Search code examples
listwolfram-mathematicasortingmathematica-8

How to sort N lists by the total sum of elements of each list with Mathematica?


Given a list containing k sublists, let A={{a1,a2,a3,...},{b1,b2,b3,...},...}, I want to sort those sublists by their Total[A[i]]. Is there any efficient way to make this?


Solution

  • Note that in many cases, sorting based on Ordering can be faster than SortBy, because it allows us to leverage vectorization. In this particular case, the speed-up is not that huge:

    In[50]:= test = RandomInteger[10,{5000000,5}];
    
    In[54]:= (res1=SortBy[test,{Total}]);//Timing
    (res2 = test[[Ordering[Total[test,{2}]]]]);//Timing
    res1===res2
    
    Out[54]= {1.422,Null}
    Out[55]= {1.125,Null}
    Out[56]= True
    

    But, this is because Total is a built-in function. The whole reason why SortBy was introduced, is efficiency (that is, for a single comparison function. For several comparison functions as tie-breakers, also convenience). It is more efficient that Sort, because it is more specific, and therefore by-passes more steps in the main evaluation sequence. However, there is no way for SortBy to leverage the possible listability (vectorized nature) of the function on which the sorting is based - it is applied to list elements one-by-one. The solution with ordering does explicitly leverage the possibility of whole-sale computation of the sorting function (in this case, Total[#,{2}]& does this), and therefore is faster.
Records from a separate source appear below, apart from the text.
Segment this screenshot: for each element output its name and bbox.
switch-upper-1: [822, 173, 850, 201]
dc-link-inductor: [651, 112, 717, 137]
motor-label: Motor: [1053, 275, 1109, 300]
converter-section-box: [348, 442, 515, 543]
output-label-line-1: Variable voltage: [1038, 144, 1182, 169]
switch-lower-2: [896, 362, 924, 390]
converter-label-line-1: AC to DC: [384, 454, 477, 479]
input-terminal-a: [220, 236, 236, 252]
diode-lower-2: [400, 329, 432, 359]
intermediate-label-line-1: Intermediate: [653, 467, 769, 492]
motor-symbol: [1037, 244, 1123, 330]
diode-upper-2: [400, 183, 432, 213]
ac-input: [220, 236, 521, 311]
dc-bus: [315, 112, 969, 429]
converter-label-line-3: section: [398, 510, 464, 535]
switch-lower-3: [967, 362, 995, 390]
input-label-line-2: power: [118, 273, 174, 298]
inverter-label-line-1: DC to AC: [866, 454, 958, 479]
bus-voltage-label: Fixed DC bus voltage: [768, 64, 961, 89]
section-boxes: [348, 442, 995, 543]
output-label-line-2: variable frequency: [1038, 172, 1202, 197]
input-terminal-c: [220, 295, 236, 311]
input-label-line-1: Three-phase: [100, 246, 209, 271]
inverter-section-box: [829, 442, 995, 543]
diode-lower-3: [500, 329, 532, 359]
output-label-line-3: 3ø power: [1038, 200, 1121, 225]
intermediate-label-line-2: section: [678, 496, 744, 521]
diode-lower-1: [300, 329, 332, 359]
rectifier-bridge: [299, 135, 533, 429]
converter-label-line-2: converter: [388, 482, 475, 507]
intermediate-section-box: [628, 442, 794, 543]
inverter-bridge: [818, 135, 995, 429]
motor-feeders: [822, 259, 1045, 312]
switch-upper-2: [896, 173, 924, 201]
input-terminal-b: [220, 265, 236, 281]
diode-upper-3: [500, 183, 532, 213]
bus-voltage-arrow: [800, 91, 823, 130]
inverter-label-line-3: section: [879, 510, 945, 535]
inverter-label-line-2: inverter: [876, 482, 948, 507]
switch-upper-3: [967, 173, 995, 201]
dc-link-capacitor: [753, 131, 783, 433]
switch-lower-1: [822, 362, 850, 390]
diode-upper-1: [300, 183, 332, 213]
    If, for example, the task would be to sort according to a total of the second, third and fourth element in each sublist, we'd see a larger performance difference:

    In[60]:= (res3=SortBy[test,{Total[#[[2;;4]]]&}]);//Timing
    (res4=test[[Ordering[Total[test[[All,2;;4]],{2}]]]]);//Timing
    res3==res4
    
    Out[60]= {2.39,Null}
    Out[61]= {1.11,Null}
    Out[62]= True
    

    Generally, the performance boost will be the largest for sorting functions which are both computationally intensive and vectorized, and such that they are much faster when applied to the whole list. Note, however, that the performance boost for sorting will never be as large as for the sorting function itself, for large lists. This is because of the intrinsic complexity of sorting, which is proportional to n*Log[n] for large lists of length n, and this complexity will always be there.